Molly Stevens’ book, All About Braising: The Art of Uncomplicated Cooking says it is A Treasury of One-Pot Meals, right there on the cover. To call this book a treasury is certainly an understatement. This book is not simply a collection of 150 recipes, it is a wonderful volume filled with meal after meal of cooking treasures.
The book opens with a section titled The Principles of Braising, which is well worth reading. I read this whole section before digging into the recipes, and I’m so glad I did. In it, Stevens acquaints her reader with the best foods fit for braising, the proper pot shapes and sizes, the importance of browning, the role of aromatics, the braising liquid and so much more. After this opening primer, Stevens lays out the sections by subject, such as Vegetables, Seafood, Poultry & Game, Beef, etc. Each recipe therein includes a narrative and detailed instructions that really help to keep the reader grounded in the process at all times. Many of the recipes offer a suggested wine pairing as well, thanks to Tim Gaiser, which were very welcome as I tend to be a little wine-naïve.

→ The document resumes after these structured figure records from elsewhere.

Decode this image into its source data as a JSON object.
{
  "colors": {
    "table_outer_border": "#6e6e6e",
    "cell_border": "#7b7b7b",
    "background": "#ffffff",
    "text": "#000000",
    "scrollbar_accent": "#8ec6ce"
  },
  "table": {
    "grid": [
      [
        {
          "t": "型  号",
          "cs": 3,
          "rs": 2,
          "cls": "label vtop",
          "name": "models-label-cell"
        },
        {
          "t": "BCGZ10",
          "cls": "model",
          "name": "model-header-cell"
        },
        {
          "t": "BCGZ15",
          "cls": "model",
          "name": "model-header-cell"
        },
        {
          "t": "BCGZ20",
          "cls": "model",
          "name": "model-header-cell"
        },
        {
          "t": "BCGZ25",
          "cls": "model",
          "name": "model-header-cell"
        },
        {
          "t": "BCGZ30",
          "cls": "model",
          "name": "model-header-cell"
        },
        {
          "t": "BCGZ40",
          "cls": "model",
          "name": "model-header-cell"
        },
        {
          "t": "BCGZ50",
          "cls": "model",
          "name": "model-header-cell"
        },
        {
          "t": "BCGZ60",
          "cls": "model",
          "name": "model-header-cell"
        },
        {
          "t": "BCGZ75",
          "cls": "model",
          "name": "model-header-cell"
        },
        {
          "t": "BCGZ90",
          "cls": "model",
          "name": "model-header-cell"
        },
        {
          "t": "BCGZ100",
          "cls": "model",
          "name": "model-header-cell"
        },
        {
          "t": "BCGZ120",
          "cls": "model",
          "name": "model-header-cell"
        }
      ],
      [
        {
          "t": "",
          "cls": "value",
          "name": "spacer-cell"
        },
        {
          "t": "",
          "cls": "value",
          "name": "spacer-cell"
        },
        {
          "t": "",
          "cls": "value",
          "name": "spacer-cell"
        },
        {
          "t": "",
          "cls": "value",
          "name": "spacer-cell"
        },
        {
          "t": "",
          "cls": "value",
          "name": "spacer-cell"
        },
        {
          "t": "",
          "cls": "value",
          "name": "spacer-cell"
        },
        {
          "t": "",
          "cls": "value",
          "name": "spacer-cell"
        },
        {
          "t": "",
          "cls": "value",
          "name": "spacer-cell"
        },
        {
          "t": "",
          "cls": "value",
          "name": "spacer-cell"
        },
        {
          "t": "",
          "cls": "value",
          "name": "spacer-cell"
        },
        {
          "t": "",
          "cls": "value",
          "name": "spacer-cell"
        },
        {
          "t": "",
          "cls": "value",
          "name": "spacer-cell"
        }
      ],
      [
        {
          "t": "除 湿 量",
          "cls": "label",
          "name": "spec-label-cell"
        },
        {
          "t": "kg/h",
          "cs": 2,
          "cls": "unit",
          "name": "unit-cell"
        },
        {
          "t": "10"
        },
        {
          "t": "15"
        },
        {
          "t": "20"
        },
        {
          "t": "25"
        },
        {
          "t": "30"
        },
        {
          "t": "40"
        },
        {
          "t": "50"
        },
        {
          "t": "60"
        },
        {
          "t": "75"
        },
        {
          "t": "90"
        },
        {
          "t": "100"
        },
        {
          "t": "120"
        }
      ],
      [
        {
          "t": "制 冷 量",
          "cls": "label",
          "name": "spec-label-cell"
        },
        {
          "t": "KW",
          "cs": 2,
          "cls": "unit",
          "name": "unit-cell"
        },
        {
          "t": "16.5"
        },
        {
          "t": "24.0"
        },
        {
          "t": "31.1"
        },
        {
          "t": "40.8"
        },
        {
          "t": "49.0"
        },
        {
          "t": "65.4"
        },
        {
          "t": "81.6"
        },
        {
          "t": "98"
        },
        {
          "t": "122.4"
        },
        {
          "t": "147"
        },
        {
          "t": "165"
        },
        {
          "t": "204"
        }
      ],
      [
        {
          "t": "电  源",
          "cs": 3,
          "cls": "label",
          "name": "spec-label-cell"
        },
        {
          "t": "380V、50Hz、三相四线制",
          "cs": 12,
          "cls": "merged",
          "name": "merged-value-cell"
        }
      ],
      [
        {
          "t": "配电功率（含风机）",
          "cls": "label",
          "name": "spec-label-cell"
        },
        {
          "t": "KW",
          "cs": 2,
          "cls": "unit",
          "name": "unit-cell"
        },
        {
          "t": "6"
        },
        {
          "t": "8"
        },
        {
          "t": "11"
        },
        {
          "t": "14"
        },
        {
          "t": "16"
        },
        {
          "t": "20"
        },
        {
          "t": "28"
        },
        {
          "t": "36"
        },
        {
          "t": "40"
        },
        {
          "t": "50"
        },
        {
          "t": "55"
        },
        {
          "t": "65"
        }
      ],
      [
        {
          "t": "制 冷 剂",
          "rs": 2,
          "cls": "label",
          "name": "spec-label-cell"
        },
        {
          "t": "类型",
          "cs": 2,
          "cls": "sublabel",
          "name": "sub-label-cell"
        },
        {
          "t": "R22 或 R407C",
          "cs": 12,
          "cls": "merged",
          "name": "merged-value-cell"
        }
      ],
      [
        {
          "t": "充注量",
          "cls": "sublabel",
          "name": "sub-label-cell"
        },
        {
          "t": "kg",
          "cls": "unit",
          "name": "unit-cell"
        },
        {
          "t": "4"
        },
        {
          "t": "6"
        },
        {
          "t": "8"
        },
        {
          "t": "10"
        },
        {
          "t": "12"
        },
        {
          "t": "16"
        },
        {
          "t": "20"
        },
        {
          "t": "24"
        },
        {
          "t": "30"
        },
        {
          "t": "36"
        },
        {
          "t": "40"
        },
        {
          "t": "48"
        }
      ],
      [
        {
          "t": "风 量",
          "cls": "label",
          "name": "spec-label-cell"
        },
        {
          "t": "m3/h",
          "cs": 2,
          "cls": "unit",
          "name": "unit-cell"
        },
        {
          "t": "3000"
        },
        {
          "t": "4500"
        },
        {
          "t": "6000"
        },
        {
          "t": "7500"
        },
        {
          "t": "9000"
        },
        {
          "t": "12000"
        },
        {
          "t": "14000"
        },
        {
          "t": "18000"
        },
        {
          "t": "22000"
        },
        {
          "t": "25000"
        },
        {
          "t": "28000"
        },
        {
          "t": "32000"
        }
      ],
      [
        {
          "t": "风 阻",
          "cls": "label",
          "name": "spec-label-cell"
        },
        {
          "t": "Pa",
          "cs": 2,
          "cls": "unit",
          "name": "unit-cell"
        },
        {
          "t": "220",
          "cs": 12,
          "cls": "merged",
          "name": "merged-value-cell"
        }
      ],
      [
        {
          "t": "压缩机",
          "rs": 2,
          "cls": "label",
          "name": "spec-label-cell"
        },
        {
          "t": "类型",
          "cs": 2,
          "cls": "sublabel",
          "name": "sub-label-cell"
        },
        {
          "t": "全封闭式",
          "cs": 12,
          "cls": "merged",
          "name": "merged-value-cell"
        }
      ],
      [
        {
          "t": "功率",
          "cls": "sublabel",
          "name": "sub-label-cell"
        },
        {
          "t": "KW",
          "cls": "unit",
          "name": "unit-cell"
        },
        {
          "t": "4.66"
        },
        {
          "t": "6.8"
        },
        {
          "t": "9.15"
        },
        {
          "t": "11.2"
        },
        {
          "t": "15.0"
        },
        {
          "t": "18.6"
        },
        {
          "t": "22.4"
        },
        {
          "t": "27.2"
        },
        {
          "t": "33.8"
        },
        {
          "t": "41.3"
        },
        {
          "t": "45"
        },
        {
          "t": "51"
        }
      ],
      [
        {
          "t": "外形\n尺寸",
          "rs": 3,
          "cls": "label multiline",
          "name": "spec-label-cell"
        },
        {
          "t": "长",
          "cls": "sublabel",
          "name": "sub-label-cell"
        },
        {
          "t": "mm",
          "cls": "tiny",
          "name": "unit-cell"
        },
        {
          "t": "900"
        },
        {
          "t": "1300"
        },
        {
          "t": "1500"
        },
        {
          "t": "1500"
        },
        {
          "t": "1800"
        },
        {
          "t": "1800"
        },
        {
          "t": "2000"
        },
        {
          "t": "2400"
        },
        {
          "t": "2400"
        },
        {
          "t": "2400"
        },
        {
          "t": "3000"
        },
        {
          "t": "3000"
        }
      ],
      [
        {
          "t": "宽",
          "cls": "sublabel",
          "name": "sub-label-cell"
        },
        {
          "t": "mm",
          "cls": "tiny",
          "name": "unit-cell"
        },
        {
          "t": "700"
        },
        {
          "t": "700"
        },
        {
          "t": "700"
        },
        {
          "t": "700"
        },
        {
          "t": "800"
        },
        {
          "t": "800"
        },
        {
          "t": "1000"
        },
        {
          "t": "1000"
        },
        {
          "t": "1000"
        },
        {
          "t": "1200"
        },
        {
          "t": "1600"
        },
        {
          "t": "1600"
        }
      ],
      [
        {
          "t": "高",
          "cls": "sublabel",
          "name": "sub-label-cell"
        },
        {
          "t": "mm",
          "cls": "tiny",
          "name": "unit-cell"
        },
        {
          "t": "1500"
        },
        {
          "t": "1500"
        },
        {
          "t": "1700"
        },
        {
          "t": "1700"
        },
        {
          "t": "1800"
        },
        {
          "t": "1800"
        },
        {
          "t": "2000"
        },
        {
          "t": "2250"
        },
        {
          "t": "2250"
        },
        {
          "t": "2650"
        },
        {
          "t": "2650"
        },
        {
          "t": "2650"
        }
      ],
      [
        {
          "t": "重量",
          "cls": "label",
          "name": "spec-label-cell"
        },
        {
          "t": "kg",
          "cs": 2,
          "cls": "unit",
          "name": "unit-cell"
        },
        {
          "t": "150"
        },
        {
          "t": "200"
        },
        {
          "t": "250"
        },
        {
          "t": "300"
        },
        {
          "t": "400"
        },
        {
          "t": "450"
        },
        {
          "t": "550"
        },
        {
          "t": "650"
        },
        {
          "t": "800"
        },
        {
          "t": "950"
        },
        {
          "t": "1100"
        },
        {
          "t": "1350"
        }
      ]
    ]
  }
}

Braising is an activity that takes some preparation as the cooking times are long, and some of the recipes have marinades that require a day or so of advance planning. The old adage of good things coming to those who wait couldn’t be more true for this book. I was delighted to find that as long as I had to wait for some of these dishes – the pay-off in taste was tremendous.
The recipes travel around the world’s palate of braised and slow-cooked dishes, from Italy as in Peperonata or as in the Tuna Steaks Braised with Radicchio, Chickpeas & Rosemary, to Asian treats such as Chicken Do-Piaza, Chicken Goan or Beef Rendang. Braised Pork Chops & Creamy Cabbage satisfy deeply and the Grillades & Grits left me searching my calendar for another occasion to make them.
Some of the recipes serve dual roles: the Braised Leeks with Bacon & Thyme make a reprise as Braised Leeks & Bacon in a Tart. The Pappardelle with Leftover Braised Lamb & Olives is so delicious that I wondered which of the eight recipes for braised lamb I should choose to make for it. The answer for me was the succulent Herb-Stuffed Leg of Lamb Braised in Red Wine.
After the Coq Au Vin, which was the finest chicken dish I have ever eaten, hands down and without question, I had to stop. It won’t be long before I’m back to this book again. It is a cooking treasure in and of itself.